Hamuko: Do you have any statistics for that?
volkercraig: It's not any different from the launch of the FSF. There's a simple solution. If you don't want your lunch eaten by a private equity firm, make sure whatever tool you use is GPL licensed.
palmotea: > If you don't want your lunch eaten by a private equity firm, make sure whatever tool you use is GPL licensed.1. For the record: the GPL is entirely dependent on copyright.2. If AI "clean-room" re-implementations are allow to bypass copyright/licenses, the GPL won't protect you.

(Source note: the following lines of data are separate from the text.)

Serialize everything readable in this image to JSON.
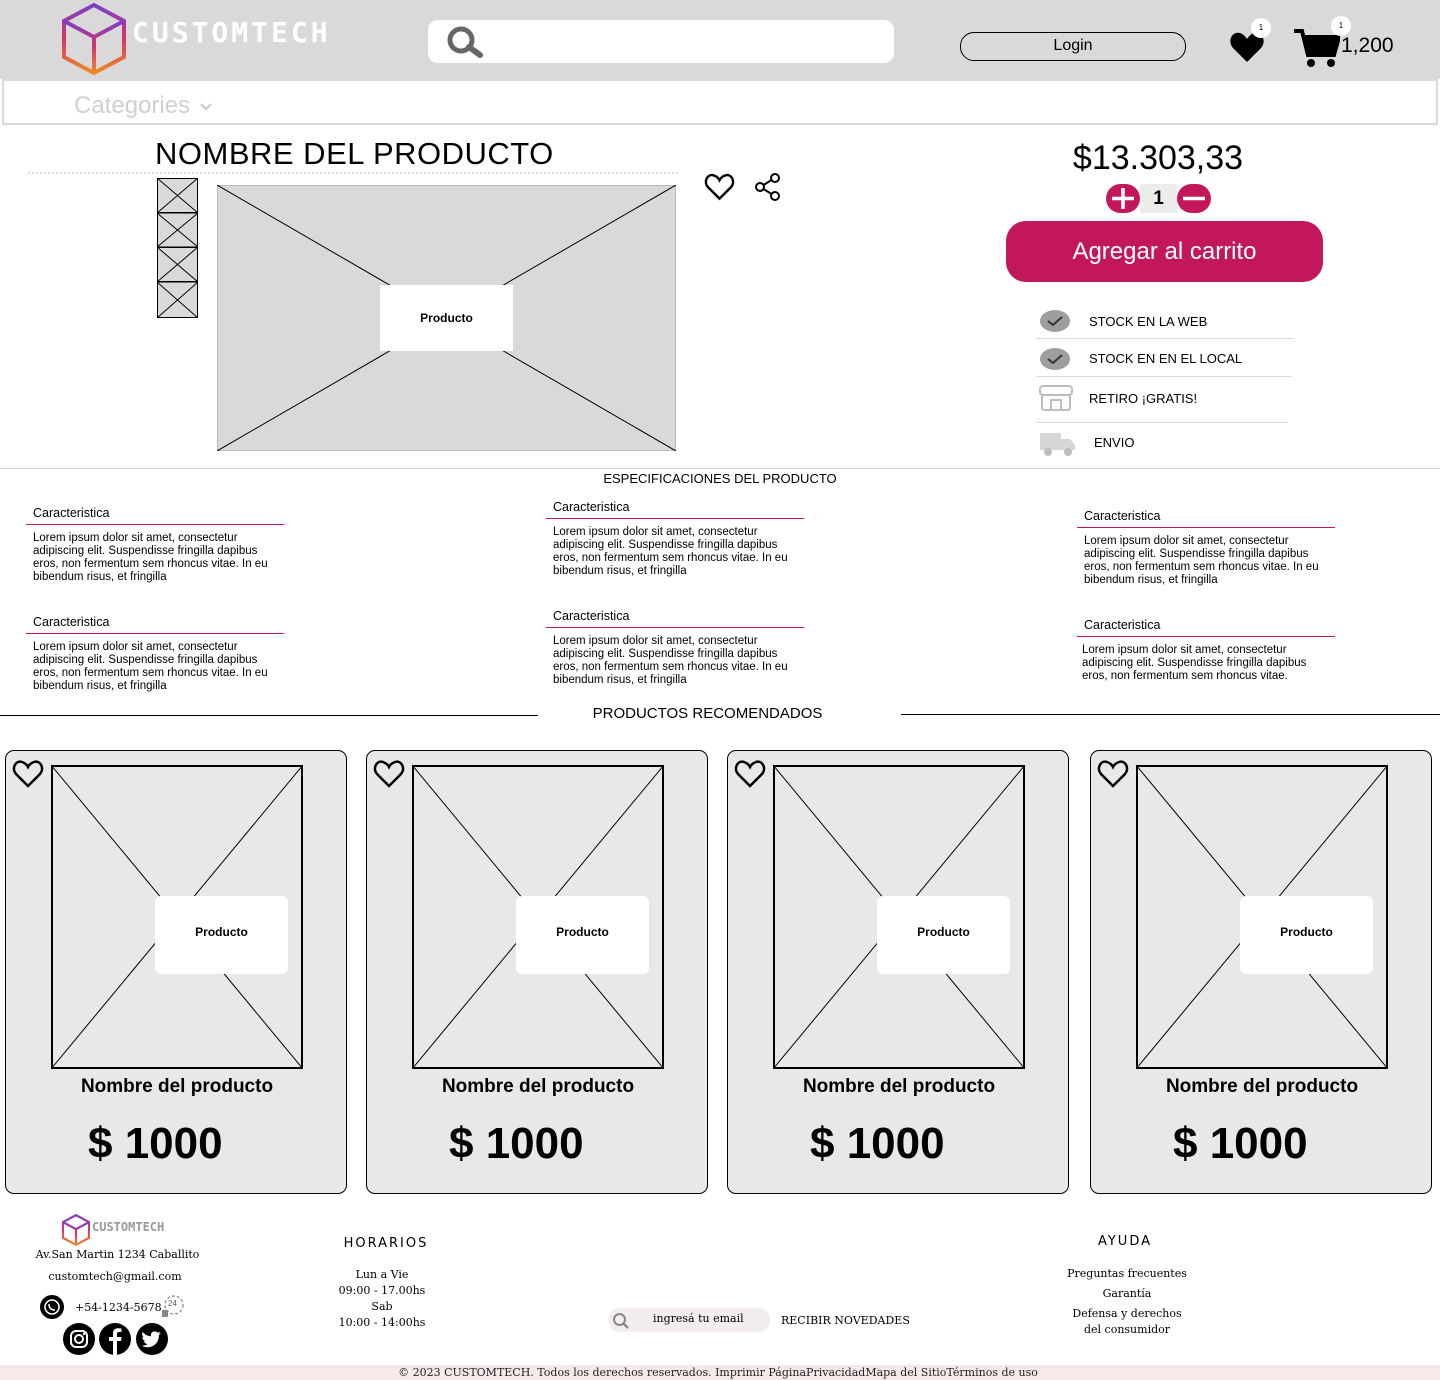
{
  "header": {
    "brand": "CUSTOMTECH",
    "login_label": "Login",
    "wishlist_count": "1",
    "cart_count": "1",
    "cart_total": "1,200"
  },
  "nav": {
    "categories_label": "Categories"
  },
  "product": {
    "name": "NOMBRE DEL PRODUCTO",
    "image_label": "Producto",
    "price": "$13.303,33",
    "quantity": "1",
    "add_to_cart": "Agregar al carrito",
    "availability": [
      {
        "label": "STOCK EN LA WEB",
        "icon": "check-icon"
      },
      {
        "label": "STOCK EN EN EL LOCAL",
        "icon": "check-icon"
      },
      {
        "label": "RETIRO ¡GRATIS!",
        "icon": "store-icon"
      },
      {
        "label": "ENVIO",
        "icon": "truck-icon"
      }
    ]
  },
  "specs": {
    "title": "ESPECIFICACIONES DEL PRODUCTO",
    "items": [
      {
        "heading": "Caracteristica",
        "body": "Lorem ipsum dolor sit amet, consectetur adipiscing elit. Suspendisse fringilla dapibus eros, non fermentum sem rhoncus vitae. In eu bibendum risus, et fringilla"
      },
      {
        "heading": "Caracteristica",
        "body": "Lorem ipsum dolor sit amet, consectetur adipiscing elit. Suspendisse fringilla dapibus eros, non fermentum sem rhoncus vitae. In eu bibendum risus, et fringilla"
      },
      {
        "heading": "Caracteristica",
        "body": "Lorem ipsum dolor sit amet, consectetur adipiscing elit. Suspendisse fringilla dapibus eros, non fermentum sem rhoncus vitae. In eu bibendum risus, et fringilla"
      },
      {
        "heading": "Caracteristica",
        "body": "Lorem ipsum dolor sit amet, consectetur adipiscing elit. Suspendisse fringilla dapibus eros, non fermentum sem rhoncus vitae. In eu bibendum risus, et fringilla"
      },
      {
        "heading": "Caracteristica",
        "body": "Lorem ipsum dolor sit amet, consectetur adipiscing elit. Suspendisse fringilla dapibus eros, non fermentum sem rhoncus vitae. In eu bibendum risus, et fringilla"
      },
      {
        "heading": "Caracteristica",
        "body": "Lorem ipsum dolor sit amet, consectetur adipiscing elit. Suspendisse fringilla dapibus eros, non fermentum sem rhoncus vitae."
      }
    ]
  },
  "recommended": {
    "title": "PRODUCTOS RECOMENDADOS",
    "items": [
      {
        "image_label": "Producto",
        "name": "Nombre del producto",
        "price": "$ 1000"
      },
      {
        "image_label": "Producto",
        "name": "Nombre del producto",
        "price": "$ 1000"
      },
      {
        "image_label": "Producto",
        "name": "Nombre del producto",
        "price": "$ 1000"
      },
      {
        "image_label": "Producto",
        "name": "Nombre del producto",
        "price": "$ 1000"
      }
    ]
  },
  "footer": {
    "brand": "CUSTOMTECH",
    "address": "Av.San Martin 1234 Caballito",
    "email": "customtech@gmail.com",
    "phone": "+54-1234-5678",
    "support_badge": "24",
    "hours_title": "HORARIOS",
    "hours_1_days": "Lun a Vie",
    "hours_1_time": "09:00 - 17.00hs",
    "hours_2_days": "Sab",
    "hours_2_time": "10:00 - 14:00hs",
    "newsletter_placeholder": "ingresá tu email",
    "newsletter_button": "RECIBIR NOVEDADES",
    "help_title": "AYUDA",
    "help_links": [
      "Preguntas frecuentes",
      "Garantía",
      "Defensa y derechos",
      "del consumidor"
    ],
    "copyright": "© 2023 CUSTOMTECH. Todos los derechos reservados. Imprimir PáginaPrivacidadMapa del SitioTérminos de uso"
  },
  "colors": {
    "accent": "#c2185b",
    "header_bg": "#d9d9d9",
    "card_bg": "#e8e8e8"
  }
}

rTX5CMRXIfFG: If it ever goes bad, well I hope that that’s an impetus for new open source projects to be started — and with improvements over and lessons learned from incumbent technologies, right at the v1 of said projects.
Maxion: If LLMs turn out to be such a force multiplier, the way to fight it is to ensure that there are open source LLMs.
captainbland: I think the issue is that LLMs are a cash problem as much as they are a technical problem. Consumer hardware architectures are still pretty unfriendly to running models which are actually competitive to useful models so if you want to even do inference on a model that's going to reliably give you decent results you're basically in enterprise territory. Unless you want to do it really slowly.The issue that I see is that Nvidia etc. are incentivised to perpetuate that so the open source community gets the table scraps of distills, fine-tunes etc.
rvnx: They raised 4M USD, they have 26 full-time employees (they pay 120<->200K / yr, cf https://pitchbook.com/profiles/company/523411-93 ).It means the company almost reached their runway, so all these employees would have to find a job.It's a very very good product, but it is open-source and Apache / MIT, so difficult to defend from anyone just clicking on fork. Especially a large company like OpenAI who has massive distribution.Now that they hired the employees, they have no more guarantees than if they made a direct offer to them.
tgtweak: So I don't see how the acquisition is collateral - it's an acquihire plain and simple, if anything else it would be supply chain insurance as they clearly use a lot of these tools downstream. As you noted the licensing is extremely permissive on the tools so there appears to be very little EV there for an acquirer outside of the human capital building the tools or building out monetized features.I'm not too plugged into venture cap on opensource/free tooling space but raising 3 rounds and growing your burn rate to $3M/yr in 24 months without revenue feels like a decently risky bag for those investors and staff without a revenue path or exit. I'd be curious to see if OpenAI went hunting for this or if it was placed in their lap by one of the investors.OpenAI has infamously been offering huge compensation packages to acquire talent, this would be a relative deal if they got it at even a modest valuation. As noted, codex uses a lot of the tooling that this team built here and previously, OpenAI's realization that competitors that do one thing better than them (like claude with coding before codex) can open the door to getting disrupted if they lapse - lots of people I know are moving to claude for non-coding workflows because of it's reputation and relatively mature/advanced client tools.
cesarvarela: But new tools (like uv) start with no market share.
drcongo: This is the worst possible news. Fantastic team at Astral joining a bunch of scumbag scammers at "Open"AI.